Despite the fact that I was getting a paycheck for all that I was doing, I never wanted this to be "just a job". I was serving my church and the ministry in a way that was honorable and pleasing to God. But, there were days that I would question, "Why, of all places, did you put me in finance?"
And, even though I didn't know what I got myself into all I could think of as I left work was, "I get to spend the entire evening with my husband. And, I get to do this again tomorrow." Therefore, my role in the finance department didn't seem quite so bad.
The first month of my role was brutal. There is something that happens-almost like clockwork-when the enemy watches you be responsive to God's will. You suddenly become a walking target. Believe me, I felt the dagger through my heart as Satan attacked all that was important to me-starting with my marriage.
Anyone that knows me, knows that I have a purpose within my marriage. And, I will be honest. Thanks to Satan, my marriage was anything but what it should have been at this point.
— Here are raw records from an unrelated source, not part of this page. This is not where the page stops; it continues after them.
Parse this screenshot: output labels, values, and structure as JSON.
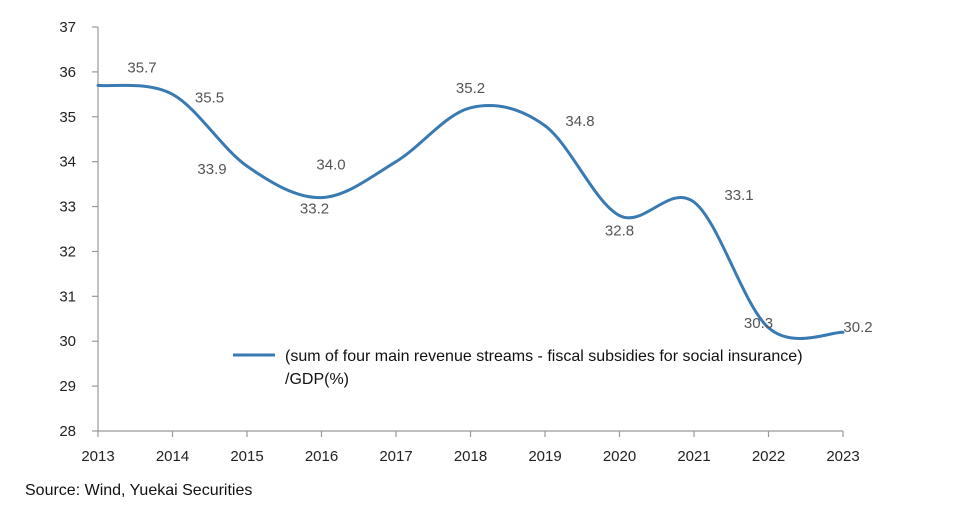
{
  "chart_data": {
    "type": "line",
    "title": "",
    "xlabel": "",
    "ylabel": "",
    "x": [
      "2013",
      "2014",
      "2015",
      "2016",
      "2017",
      "2018",
      "2019",
      "2020",
      "2021",
      "2022",
      "2023"
    ],
    "ylim": [
      28,
      37
    ],
    "y_ticks": [
      "28",
      "29",
      "30",
      "31",
      "32",
      "33",
      "34",
      "35",
      "36",
      "37"
    ],
    "series": [
      {
        "name": "(sum of four main revenue streams - fiscal subsidies for social insurance) /GDP(%)",
        "values": [
          35.7,
          35.5,
          33.9,
          33.2,
          34.0,
          35.2,
          34.8,
          32.8,
          33.1,
          30.3,
          30.2
        ],
        "data_labels": [
          "35.7",
          "35.5",
          "33.9",
          "33.2",
          "34.0",
          "35.2",
          "34.8",
          "32.8",
          "33.1",
          "30.3",
          "30.2"
        ],
        "color": "#3a7ab3"
      }
    ],
    "legend_lines": [
      "(sum of four main revenue streams - fiscal subsidies for social insurance)",
      "/GDP(%)"
    ],
    "legend_position": "center-right",
    "grid": false,
    "smooth": true
  },
  "source": "Source: Wind, Yuekai Securities"
}
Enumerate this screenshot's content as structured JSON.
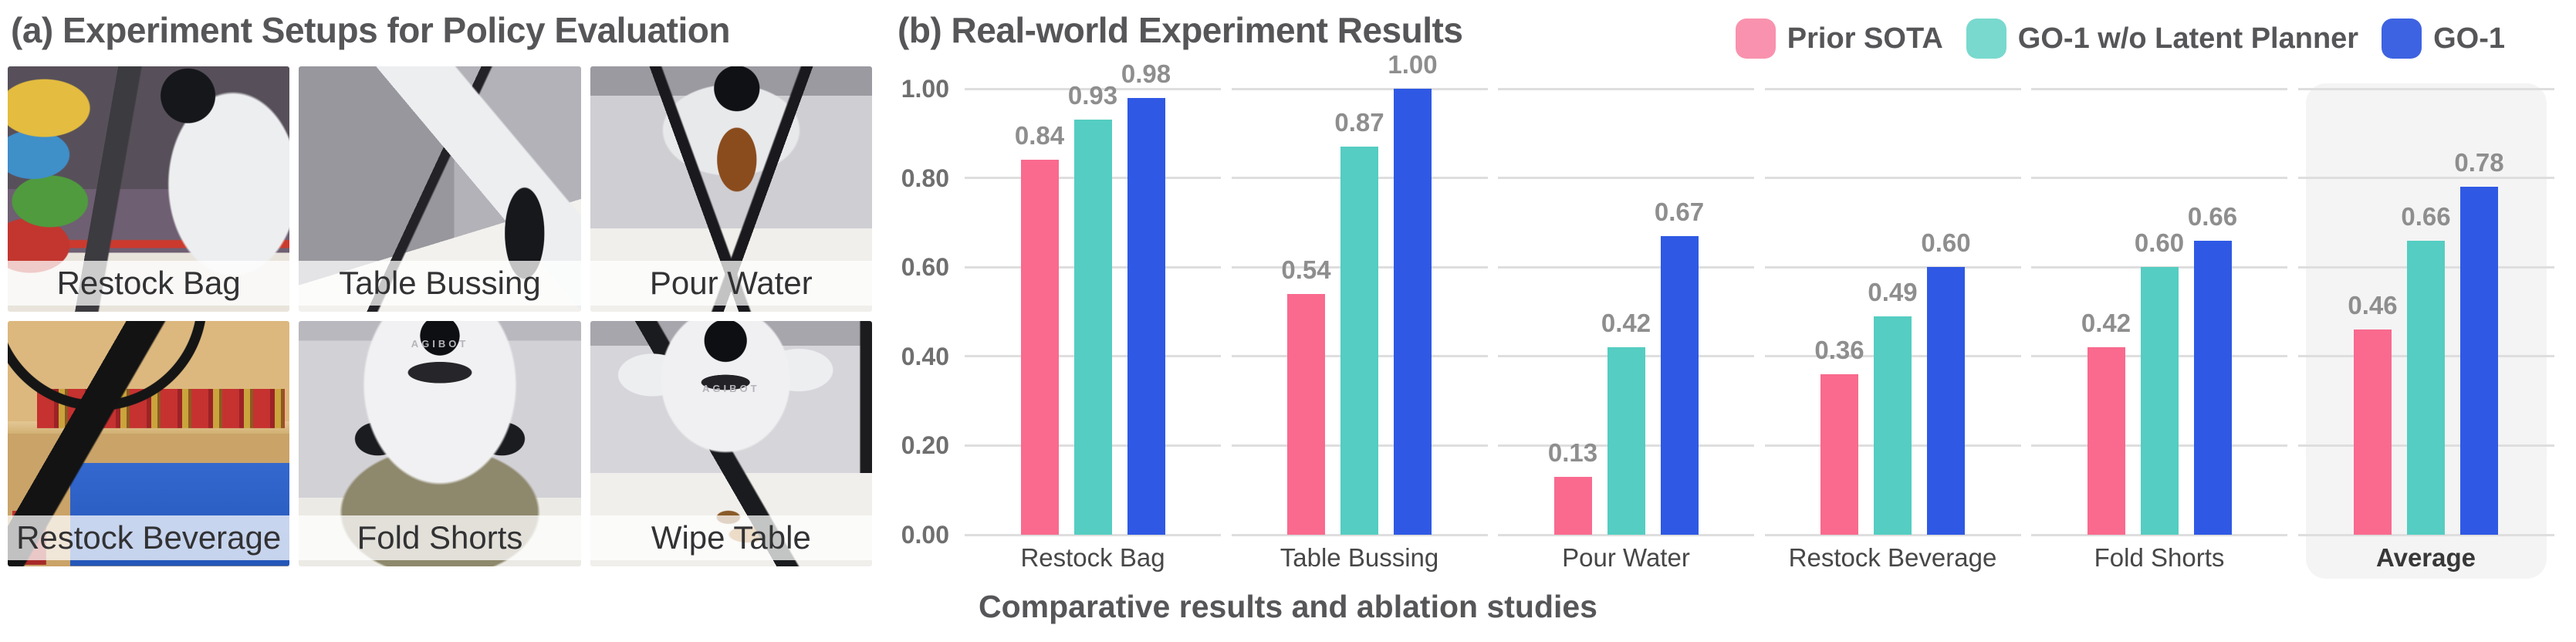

It was, in fact, the very thing that was destroying me. The hateful words, the emotional jabs, the insecurities-they filled my marriage. My relationship was put under a microscope as I had to finally face the fact that we were not "okay". I felt like we were strangers living under one roof. For the first time in our marriage, we were on great schedules that allowed us to spend time with one another. But, this meant all the more opportunity to find things wrong.
"He doesn't understand you."
"You deserve to be treated better."
"When was the last time he made you feel valued?"
"He doesn't even care about you-much less love you."
"Why did you even get married?"
These were the questions that haunted me every single night. My thoughts got lost in the past and I began thinking about regrets. I lost sleep, lost weight, and patience. Over time, I felt helpless and believed these things that the Devil was placing within me. Until, I gave up.
Yes, I literally gave up. I thought that it didn't matter one way or the other, my marriage was falling apart. I was thankful I didn't have a child. And, I gave everything over to God. I prayed with all of my might for God to provide clarity-for Him to use this situation to benefit His will. I prayed for peace and a change.
That's when God's perfect purpose was made known. My job became hugely instrumental in mentoring me through the pain, linking me with support, and providing me with friends that were there to push me through. God molded my husband's heart and made him beautifully vulnerable to share his feelings with me. He turned from this stone cold man that I didn't want to be around to the person that I didn't want to give up on.
If only for a second, I saw a glimmer of hope that was put into action through my faith. I began to pray for him and ask God to bless our marriage. To turn my selfishness into understanding and love. To take responsibility for my part. I wanted to become the woman, the wife, I was created to be.